DailyFunder: A lot of companies tout their personal relationships with the companies they fund. Is that still important, or is technology replacing some of that?

Breslow (OnDeck): Customer service is something we pride ourselves on and take very seriously. We make it a priority to intimately understand our customers’ businesses and needs. That way we can more effectively support them, provide the critical access to capital they need and help them grow. Excellent customer service is extremely important to us and it is a key part of our brand DNA.

Petralia (Kabbage): Most of the time they don’t want a personal relationship. They want to run their business. They want to engage WHEN they want to engage. We are effectively lending these guys money. And they are paying us fees. Most people wouldn’t be excited about that kind of a relationship. But when they call, we answer the phone. If they email, we respond to them. We have live chat. We are extremely engaging with our customers when THEY want us to engage.

Arora (Biz2Credit): I would say a combination works best. Automation helps you reduce costs in underwriting. It also reduces mistakes and reduces time. It also reduces bias against business owners who might struggle with an accent or with using proper language. We introduced a full technology platform a few years back, and we found a lot of customers in the middle of the night are using it on their own. People will use technology on their own and then call us if they run into issues. So, a smart combination of relationships and technology is the best right now.

DailyFunder: So, what I am hearing is that automation is the future, but there is still a role to be played by humans.

Arora (Biz2Credit): Underwriters still have a role to play in the areas that require judgment. For example, taking a look at and talking to other stakeholders, like landlords, even looking at different business in the same industry or geography. That is difficult to automate. That is less about data and more about intelligence. But the behavioral aspect, and other things like how the business owner describes their business, their vision, their growth plan, that cannot be automated. So, the key thing is it is a combination of quantitative and qualitative aspects of underwriting.

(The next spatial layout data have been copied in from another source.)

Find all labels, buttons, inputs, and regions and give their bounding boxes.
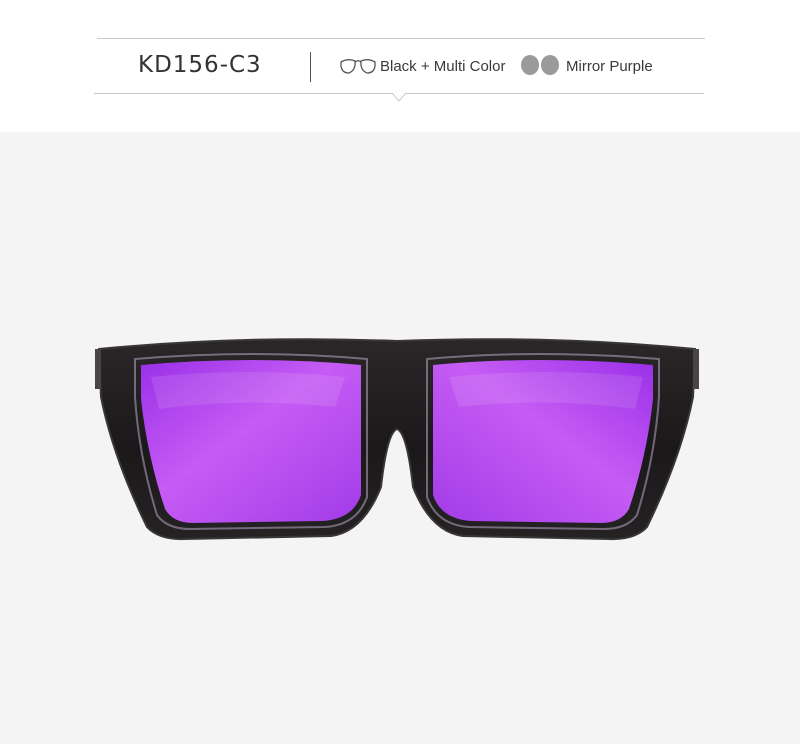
header-divider (310, 52, 311, 82)
sunglasses-image (95, 338, 699, 541)
lens-pair-icon (521, 55, 559, 75)
lens-color-label: Mirror Purple (566, 58, 653, 75)
header-top-rule (97, 38, 705, 39)
frame-color-label: Black + Multi Color (380, 58, 506, 75)
glasses-outline-icon (340, 59, 376, 74)
header-notch (392, 93, 406, 102)
model-code: KD156-C3 (138, 52, 262, 78)
product-header: KD156-C3 Black + Multi Color Mirror Purp… (0, 0, 800, 132)
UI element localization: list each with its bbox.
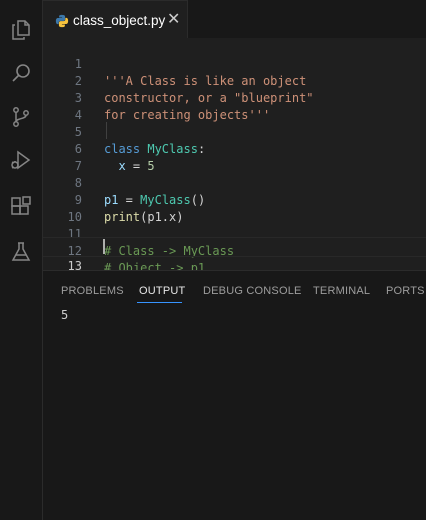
testing-icon[interactable] xyxy=(7,238,35,266)
tab-filename: class_object.py xyxy=(73,13,166,28)
code-line: 5 class MyClass: xyxy=(43,107,426,156)
search-icon[interactable] xyxy=(7,59,35,87)
code-line: 8 p1 = MyClass() xyxy=(43,158,426,207)
editor-tab-class-object[interactable]: class_object.py ✕ xyxy=(43,0,188,39)
code-line: 7 xyxy=(43,141,426,173)
bottom-panel: PROBLEMS OUTPUT DEBUG CONSOLE TERMINAL P… xyxy=(43,270,426,520)
code-line: 2 constructor, or a "blueprint" xyxy=(43,56,426,105)
tab-debug-console[interactable]: DEBUG CONSOLE xyxy=(203,285,302,297)
tab-problems[interactable]: PROBLEMS xyxy=(61,285,124,297)
activity-bar xyxy=(0,0,43,520)
source-control-icon[interactable] xyxy=(7,103,35,131)
tab-output[interactable]: OUTPUT xyxy=(139,285,185,297)
run-debug-icon[interactable] xyxy=(7,146,35,174)
code-line: 6 x = 5 xyxy=(43,124,426,173)
code-editor[interactable]: 1 '''A Class is like an object 2 constru… xyxy=(43,38,426,275)
files-icon[interactable] xyxy=(7,16,35,44)
output-content: 5 xyxy=(61,308,69,322)
indent-guide xyxy=(106,122,107,139)
tab-ports[interactable]: PORTS xyxy=(386,285,425,297)
code-line: 1 '''A Class is like an object xyxy=(43,39,426,88)
code-line: 4 xyxy=(43,90,426,122)
code-line: 11 # Class -> MyClass xyxy=(43,209,426,258)
extensions-icon[interactable] xyxy=(7,193,35,221)
close-icon[interactable]: ✕ xyxy=(167,11,180,29)
text-cursor xyxy=(103,239,105,254)
active-tab-indicator xyxy=(137,302,182,303)
code-line: 3 for creating objects''' xyxy=(43,73,426,122)
current-line-highlight xyxy=(43,237,426,257)
code-line: 9 print(p1.x) xyxy=(43,175,426,224)
python-file-icon xyxy=(55,14,69,28)
code-line: 10 xyxy=(43,192,426,224)
editor-tab-bar: class_object.py ✕ xyxy=(43,0,426,39)
tab-terminal[interactable]: TERMINAL xyxy=(313,285,370,297)
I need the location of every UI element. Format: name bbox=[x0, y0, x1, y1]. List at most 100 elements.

Breslow (OnDeck): You might use technology more on underwriting smaller or less risky loans, and people more for doing extra work and diligence on larger loans, or more risky loans. Not all loans are created equal, not all businesses have the same digital footprint, and that influences when human underwriters add value and should be used.

DailyFunder: So, what is the future going to hold?

Petralia (Kabbage): Some folks claim they are really automated and they are not. And you can tell by the number of employees they are hiring and where they are hiring how automated they really are. If you have a good system, and you know what data you are looking for, it’s not like you should need to add a new person for every 1,000 customers you add to your portfolio. With the technology, it is scalable. But there are a lot of funders out there who are still using manual processes. They have people who go knock on doors to determine creditworthiness and walk on the floor and evaluate, and then that person comes back and reports about that business. 1947 called. They want their underwriting back. It is crazy to me.

DailyFunder: Will those companies that do it by hand be able to survive in the marketplace?

Petralia (Kabbage): The reason they are able to do it the old way is that they make so much money on these deals, and there is no access to traditional bank lending for these merchants. There is such a need with small business owners that you can make a bunch of money, even doing it manually. They are still making money, but they risk fierce competition as more and more companies begin to automate the process. There is price competition. What you are going to see is price compression in the marketplace, and some of the less efficient companies won’t be able to compete or stick around.